Justice Sotomayor – a proud native New Yorker it must be noted – wrote in dissent for the more liberal wing of the Court (she was joined in her opinion by Justices Ginsburg, Breyer, and Kagan).  She disagreed with the majority view that this case is simply about a private property owner opening up space to others; instead, she viewed MCAC as an organization appointed by the government to administer a constitutional public forum.

In Justice Sotomayor’s view, New York City does have a property interest in these channels, acquired when the city granted a cable franchise to Time Warner Cable and reinforced when state law required those channels to be open to the public on terms that render them a public forum. The city has merely contracted out oversight to a private entity because a private company cannot enter the local cable market without a franchise agreement issued by the state because it is using the public rights of way.  As a condition of getting this franchise agreement, the cable company must agree to set aside at least one channel for public access use, with the state requiring use on a first-come, first-served, nondiscriminatory basis. She also pointed to the fact that, historically, the initial seven board members of MCAC were chosen by the city and the city arranged for MCAC to be funded via franchise fees from cable operators.  As Justice Sotomayor sees it, “if this were a theater, there would be no question that the government’s long term lease would be sufficient to create a public forum.”

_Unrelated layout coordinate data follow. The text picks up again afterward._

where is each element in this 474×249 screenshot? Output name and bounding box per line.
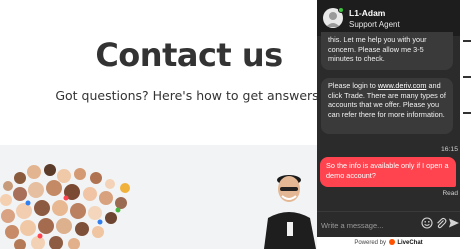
user-message: So the info is available only if I open … [320, 157, 456, 187]
powered-by-label: Powered by [354, 240, 386, 246]
chat-header: L1-Adam Support Agent [317, 0, 460, 36]
livechat-logo-icon [388, 239, 395, 245]
emoji-icon[interactable] [421, 217, 433, 229]
powered-by-footer: Powered by LiveChat [317, 237, 460, 249]
livechat-brand[interactable]: LiveChat [397, 240, 422, 246]
deriv-link[interactable]: www.deriv.com [378, 81, 427, 90]
agent-role: Support Agent [349, 20, 400, 29]
agent-message: this. Let me help you with your concern.… [321, 32, 453, 70]
support-person-photo [264, 175, 316, 249]
message-input[interactable] [321, 218, 417, 232]
agent-message-text: Please login to [328, 81, 378, 90]
agent-name: L1-Adam [349, 8, 386, 18]
message-timestamp: 16:15 [440, 146, 458, 153]
livechat-widget: L1-Adam Support Agent this. Let me help … [317, 0, 460, 249]
scroll-marker [463, 40, 471, 42]
scroll-marker [463, 76, 471, 78]
agent-message: Please login to www.deriv.com and click … [321, 78, 453, 134]
scroll-marker [463, 112, 471, 114]
send-icon[interactable] [448, 217, 460, 229]
read-receipt: Read [442, 190, 458, 197]
page-scroll-edge [460, 0, 474, 249]
community-avatars-image [0, 164, 130, 249]
attach-icon[interactable] [435, 217, 447, 229]
online-status-indicator [338, 7, 344, 13]
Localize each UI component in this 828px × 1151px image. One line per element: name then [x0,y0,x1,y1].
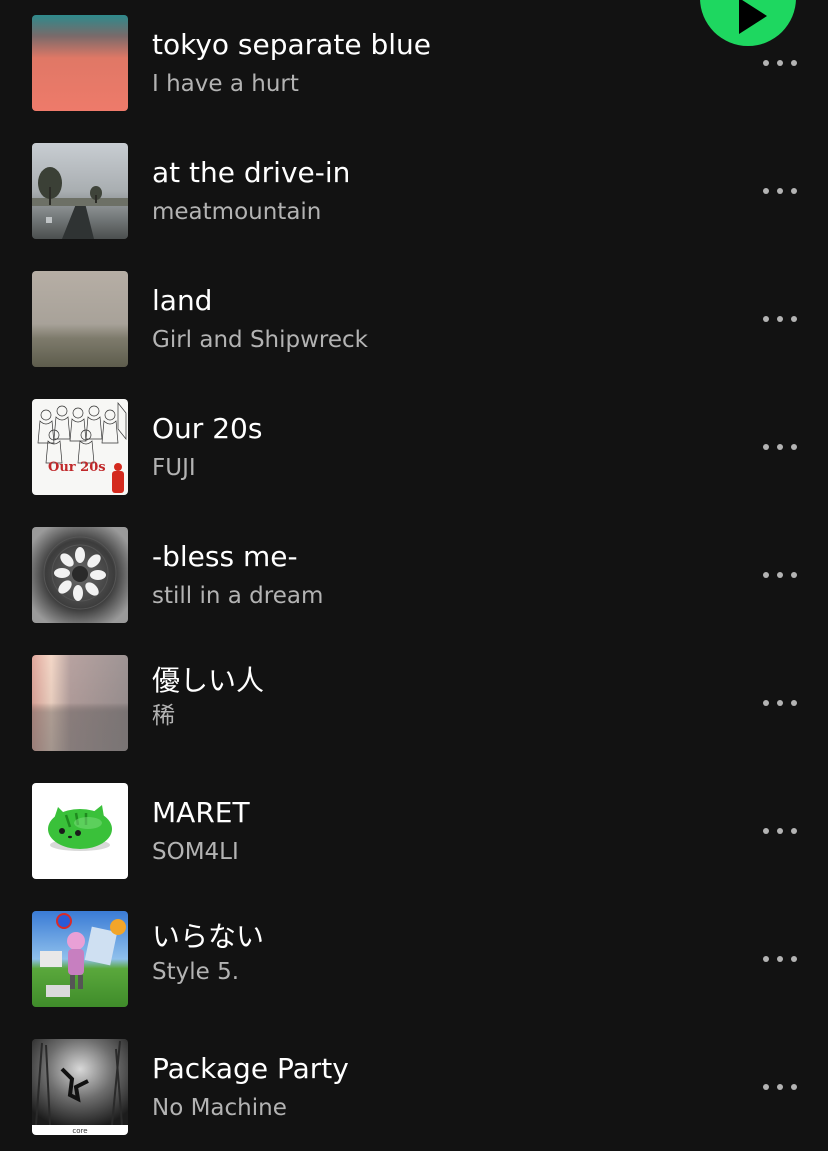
more-options-button[interactable] [760,691,800,715]
more-options-icon [763,1084,797,1090]
more-options-icon [763,60,797,66]
more-options-button[interactable] [760,307,800,331]
track-row[interactable]: いらない Style 5. [0,895,828,1023]
track-row[interactable]: tokyo separate blue I have a hurt [0,0,828,127]
more-options-button[interactable] [760,1075,800,1099]
track-artist: Girl and Shipwreck [152,327,368,353]
track-title: Package Party [152,1052,349,1085]
cover-art-sketch-figures: Our 20s [32,399,128,495]
more-options-icon [763,572,797,578]
track-row[interactable]: core Package Party No Machine [0,1023,828,1151]
track-title: -bless me- [152,540,298,573]
track-row[interactable]: land Girl and Shipwreck [0,255,828,383]
cover-text: core [72,1127,87,1135]
more-options-icon [763,444,797,450]
more-options-button[interactable] [760,435,800,459]
track-list: tokyo separate blue I have a hurt at the… [0,0,828,1151]
cover-art-rainy-road [32,143,128,239]
more-options-button[interactable] [760,179,800,203]
more-options-button[interactable] [760,563,800,587]
more-options-icon [763,700,797,706]
track-title: Our 20s [152,412,263,445]
track-title: いらない [152,920,265,953]
track-artist: 稀 [152,703,175,729]
cover-art-blurred-light [32,655,128,751]
track-title: MARET [152,796,250,829]
track-row[interactable]: 優しい人 稀 [0,639,828,767]
cover-art-flower-ring [32,527,128,623]
cover-art-foggy-field [32,271,128,367]
track-title: 優しい人 [152,664,265,697]
track-title: land [152,284,213,317]
track-artist: meatmountain [152,199,322,225]
track-row[interactable]: at the drive-in meatmountain [0,127,828,255]
track-artist: I have a hurt [152,71,299,97]
track-row[interactable]: Our 20s Our 20s FUJI [0,383,828,511]
cover-art-forest-diver: core [32,1039,128,1135]
track-title: tokyo separate blue [152,28,431,61]
cover-art-collage [32,911,128,1007]
track-artist: FUJI [152,455,196,481]
track-row[interactable]: MARET SOM4LI [0,767,828,895]
more-options-icon [763,188,797,194]
track-artist: Style 5. [152,959,240,985]
track-artist: still in a dream [152,583,324,609]
track-title: at the drive-in [152,156,351,189]
cover-art-green-cat [32,783,128,879]
track-row[interactable]: -bless me- still in a dream [0,511,828,639]
track-artist: SOM4LI [152,839,239,865]
cover-art-salmon-haze [32,15,128,111]
more-options-icon [763,956,797,962]
track-artist: No Machine [152,1095,287,1121]
more-options-icon [763,828,797,834]
more-options-button[interactable] [760,947,800,971]
more-options-icon [763,316,797,322]
cover-text: Our 20s [48,460,106,475]
more-options-button[interactable] [760,819,800,843]
more-options-button[interactable] [760,51,800,75]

While this case has major ramifications for MCAC, DCTV, and other public access channels – many of whom will enjoy greater independence in their programming decisions – are there any greater lessons we can take from Justice Kavanaugh’s decision, especially in light of his admonition that it should be limited to the facts of this case?

Well, it certainly will expand the “state action” doctrine to some degree. Corporations will be loving this decision, especially the final paragraph, which reads:

It is sometimes said that the bigger the government, the smaller the individual.  Consistent with the text of the Constitution, the state-action doctrine enforces a critical boundary between the government and the individual, and thereby protects a robust sphere of individual liberty. Expanding the state-action doctrine beyond it’s traditional boundaries would expand governmental control while restricting individual liberty and private enterprise.

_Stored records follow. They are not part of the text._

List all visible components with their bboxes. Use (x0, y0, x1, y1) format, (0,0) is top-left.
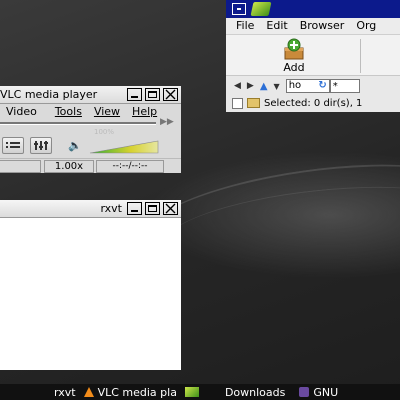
rxvt-titlebar[interactable]: rxvt (0, 200, 181, 218)
forward-icon[interactable]: ▶ (247, 81, 254, 91)
menu-organize[interactable]: Org (350, 18, 382, 34)
folder-icon (247, 98, 260, 108)
add-archive-icon (284, 38, 304, 60)
seek-bar[interactable] (0, 122, 156, 125)
volume-ramp (89, 140, 159, 154)
file-manager-window: File Edit Browser Org Add ◀ ▶ ▲ ▼ ho ↻ * (226, 0, 400, 112)
checkbox-icon[interactable] (232, 97, 243, 109)
taskbar-item-label: rxvt (54, 385, 76, 399)
emacs-icon (299, 387, 310, 397)
fast-forward-icon[interactable]: ▶▶ (160, 117, 174, 127)
rxvt-title: rxvt (100, 202, 122, 215)
back-icon[interactable]: ◀ (234, 81, 241, 91)
menu-video[interactable]: Video (0, 104, 49, 119)
file-manager-statusbar: Selected: 0 dir(s), 1 (226, 96, 400, 110)
taskbar-item-gnu[interactable]: GNU (295, 386, 342, 399)
equalizer-button[interactable] (30, 137, 52, 154)
dropdown-icon[interactable]: ▼ (274, 82, 280, 91)
filter-input-value: * (332, 81, 338, 92)
vlc-cone-icon (83, 387, 94, 397)
up-icon[interactable]: ▲ (260, 81, 268, 92)
menu-file[interactable]: File (226, 18, 260, 34)
vlc-menubar: Video Tools View Help (0, 104, 181, 119)
menu-view[interactable]: View (88, 104, 126, 119)
taskbar-item-label: Downloads (224, 385, 286, 399)
file-manager-icon (184, 387, 199, 397)
add-button[interactable]: Add (276, 38, 312, 74)
playlist-icon (6, 142, 20, 148)
close-button[interactable] (163, 88, 178, 101)
volume-label: 100% (94, 128, 115, 136)
speaker-icon[interactable]: 🔈 (68, 139, 82, 152)
terminal-area[interactable] (0, 218, 181, 370)
filter-input[interactable]: * (329, 79, 360, 93)
toolbar-separator (360, 39, 361, 73)
add-label: Add (283, 61, 305, 74)
vlc-titlebar[interactable]: VLC media player (0, 86, 181, 104)
selection-status: Selected: 0 dir(s), 1 (264, 97, 363, 109)
menu-help[interactable]: Help (126, 104, 163, 119)
status-left-panel (0, 160, 41, 173)
rxvt-window: rxvt (0, 200, 181, 370)
time-display: --:--/--:-- (96, 160, 164, 173)
speed-value: 1.00x (54, 161, 84, 172)
status-row: 1.00x --:--/--:-- (0, 158, 181, 173)
file-manager-titlebar[interactable] (226, 0, 400, 18)
close-icon (165, 203, 176, 214)
menu-video-label: Video (6, 105, 37, 118)
taskbar: rxvt VLC media pla Downloads GNU (0, 384, 400, 400)
window-menu-icon[interactable] (232, 3, 246, 15)
file-manager-menubar: File Edit Browser Org (226, 18, 400, 35)
taskbar-item-vlc[interactable]: VLC media pla (80, 386, 181, 399)
equalizer-icon (34, 141, 48, 150)
taskbar-item-rxvt[interactable]: rxvt (50, 386, 80, 399)
close-icon (165, 89, 176, 100)
volume-slider[interactable]: 100% (88, 128, 160, 154)
menu-edit[interactable]: Edit (260, 18, 293, 34)
vlc-title: VLC media player (0, 88, 98, 101)
time-value: --:--/--:-- (112, 161, 148, 171)
taskbar-item-label: VLC media pla (97, 385, 177, 399)
app-icon (250, 2, 272, 16)
path-input[interactable]: ho ↻ (285, 79, 330, 93)
menu-browser[interactable]: Browser (294, 18, 351, 34)
maximize-button[interactable] (145, 202, 160, 215)
maximize-button[interactable] (145, 88, 160, 101)
file-manager-navbar: ◀ ▶ ▲ ▼ ho ↻ * (226, 77, 400, 95)
taskbar-item-downloads[interactable]: Downloads (181, 386, 289, 399)
path-input-value: ho (288, 80, 302, 91)
refresh-icon[interactable]: ↻ (318, 79, 326, 93)
close-button[interactable] (163, 202, 178, 215)
minimize-button[interactable] (127, 202, 142, 215)
vlc-window: VLC media player Video Tools View Help ▶… (0, 86, 181, 173)
speed-display[interactable]: 1.00x (44, 160, 94, 173)
menu-tools[interactable]: Tools (49, 104, 88, 119)
minimize-button[interactable] (127, 88, 142, 101)
taskbar-item-label: GNU (313, 385, 339, 399)
playlist-button[interactable] (2, 137, 24, 154)
file-manager-toolbar: Add (226, 35, 400, 76)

With this pro-corporation, anti-big government kicker, it’s not surprising to see the Court split along conservative and liberal lines.  In the First Amendment realm, social media platforms such as Facebook and Twitter will certainly cite this decision (even though I don’t think anyone has necessarily called them “state actors”) as further proof that they are to be the sole and final arbiters of what is or is not allowed on their sites. The issue to be watched is probably more outside this pure speech context: whether some even more traditional (but perhaps not exclusive) government functions that have been outsourced to private actors (like, perhaps prisons or detention centers) can operate even more freely of government intervention when restricting individual liberties.